There was no immediate reaction to de Klerk's announcement from the African National Congress or other black groups. But the measures appeared to constitute a significant step by the government to answer charges from the black community -- and increasingly the white media -- that the police have badly mishandled the factional fighting in townships near Johannesburg that has taken more than 750 lives since last month.

Meanwhile, Winnie Mandela, the wife of ANC leader Nelson Mandela, was detained briefly today in Thokoza township south of here after police at a roadblock found some spent cartridges in her car.

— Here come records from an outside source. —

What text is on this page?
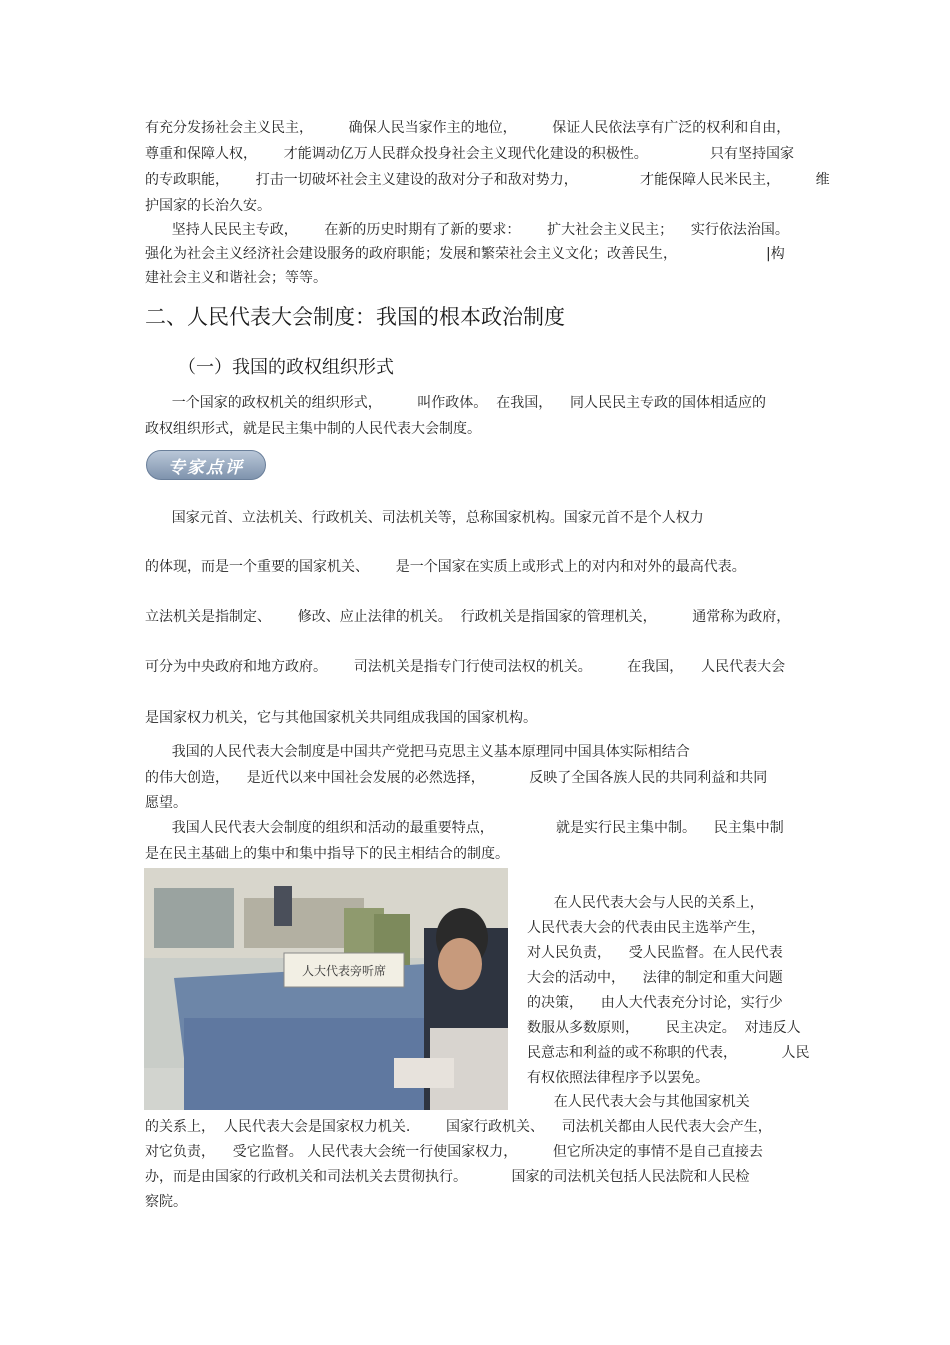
有充分发扬社会主义民主，        确保人民当家作主的地位，        保证人民依法享有广泛的权利和自由，
尊重和保障人权，      才能调动亿万人民群众投身社会主义现代化建设的积极性。              只有坚持国家
的专政职能，      打击一切破坏社会主义建设的敌对分子和敌对势力，              才能保障人民米民主，        维
护国家的长治久安。
坚持人民民主专政，      在新的历史时期有了新的要求：      扩大社会主义民主；    实行依法治国。
强化为社会主义经济社会建设服务的政府职能；发展和繁荣社会主义文化；改善民生，                    |构
建社会主义和谐社会；等等。
一个国家的政权机关的组织形式，        叫作政体。  在我国，    同人民民主专政的国体相适应的
政权组织形式，就是民主集中制的人民代表大会制度。
国家元首、立法机关、行政机关、司法机关等，总称国家机构。国家元首不是个人权力
的体现，而是一个重要的国家机关、      是一个国家在实质上或形式上的对内和对外的最高代表。
立法机关是指制定、      修改、应止法律的机关。  行政机关是指国家的管理机关，        通常称为政府，
可分为中央政府和地方政府。      司法机关是指专门行使司法权的机关。        在我国，    人民代表大会
是国家权力机关，它与其他国家机关共同组成我国的国家机构。
我国的人民代表大会制度是中国共产党把马克思主义基本原理同中国具体实际相结合
的伟大创造，    是近代以来中国社会发展的必然选择，          反映了全国各族人民的共同利益和共同
愿望。
我国人民代表大会制度的组织和活动的最重要特点，              就是实行民主集中制。    民主集中制
是在民主基础上的集中和集中指导下的民主相结合的制度。
在人民代表大会与人民的关系上，
人民代表大会的代表由民主选举产生，
对人民负责，    受人民监督。在人民代表
大会的活动中，    法律的制定和重大问题
的决策，    由人大代表充分讨论，实行少
数服从多数原则，      民主决定。  对违反人
民意志和利益的或不称职的代表，          人民
有权依照法律程序予以罢免。
在人民代表大会与其他国家机关
的关系上，  人民代表大会是国家权力机关.        国家行政机关、    司法机关都由人民代表大会产生，
对它负责，    受它监督。 人民代表大会统一行使国家权力，        但它所决定的事情不是自己直接去
办，而是由国家的行政机关和司法机关去贯彻执行。          国家的司法机关包括人民法院和人民检
察院。
二、人民代表大会制度：我国的根本政治制度
（一）我国的政权组织形式
专家点评
人大代表旁听席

The ANC said in a statement that Winnie Mandela had been invited to Thokoza, one of the sites of recent township violence, because residents "wished to hand over a quantity of spent cartridges."

Mandela, in her first reaction to Tuesday's announcement that she is to be put on trial, said today that she welcomes the South African government's decision to take her to court on charges of kidnapping and assaulting four young black activists, one of whom was later murdered. She said a trial would give her the opportunity to clear her name and reputation.

Mandela said that while she could not comment on her case, "suffice to say I welcome the decision in the sense that at last I will be able to stand a proper trial and clear my name properly."

The ANC said today's detention of Mandela was police harassment. "Not only is the SAP {South African police} intent on curbing the normal activity of the ANC, it also wishes to limit the ANC's contribution to the ending of violence," the ANC statement said.

The ANC often has charged that the police look the other way when supporters of the black nationalist organization have been attacked by other blacks, and in some cases have sided with the attackers during the recent township violence.

"The issue of police impartiality is the biggest crisis facing the country in ending violence," the general secretary of the South African Council of Churches, the Rev. Frank Chikane, said earlier today in calling for an independent commission of inquiry to investigate charges of police misconduct in the townships. "Once you've solved that, you can address the political problems."

De Klerk listed a number of recent major violent incidents that would be investigated immediately, but said Justice Minister Coetsee would have the authority to look into any other incidents that might occur in the future. His remarks seemed to indicate that the investigative units would serve as a kind of standing monitoring mechanism of police behavior in the townships.

The president also said he was considering the appointment of an independent, "highly respected person" to investigate any charges that government institutions, agencies and individuals were abusing or exceeding their powers.

"The repulsive acts of violence and other incidents demand that every incident be investigated speedily so that the facts may be brought to light and those responsible can be brought to book without delay," he said.

"The government has committed itself to the process of negotiation, not only to seek peaceful constitutional solutions but also to deal with the causes of problems," he said.

De Klerk also announced that the government was considering the establishment of "mechanisms of communications" at the local, regional and national levels to examine "community grievances;" would give rewards of up to $40,000 for information leading to seizure of arms caches, and would offer an amnesty to individuals or groups that turned in firearms or explosives by Oct. 1.

These steps are in addition to Operation Iron Fist, initiated by police over the weekend to reinforce the police and army presence in the townships and cordon off hostels for single men and squatters camps, on which much of the recent violence has centered.

The president said that among the first incidents to be investigated will be events in the black township of Sebokeng Sept. 3, when the army opened fired on a crowd, killing 11 of 36 persons who died there that night.

Another incident to be investigated will be the massacre last Thursday of passengers riding on a train from Johannesburg to Soweto. A gang armed with shotguns, knives and machetes went on a rampage through the cars hacking 26 persons to death and injuring at least 100 other passengers.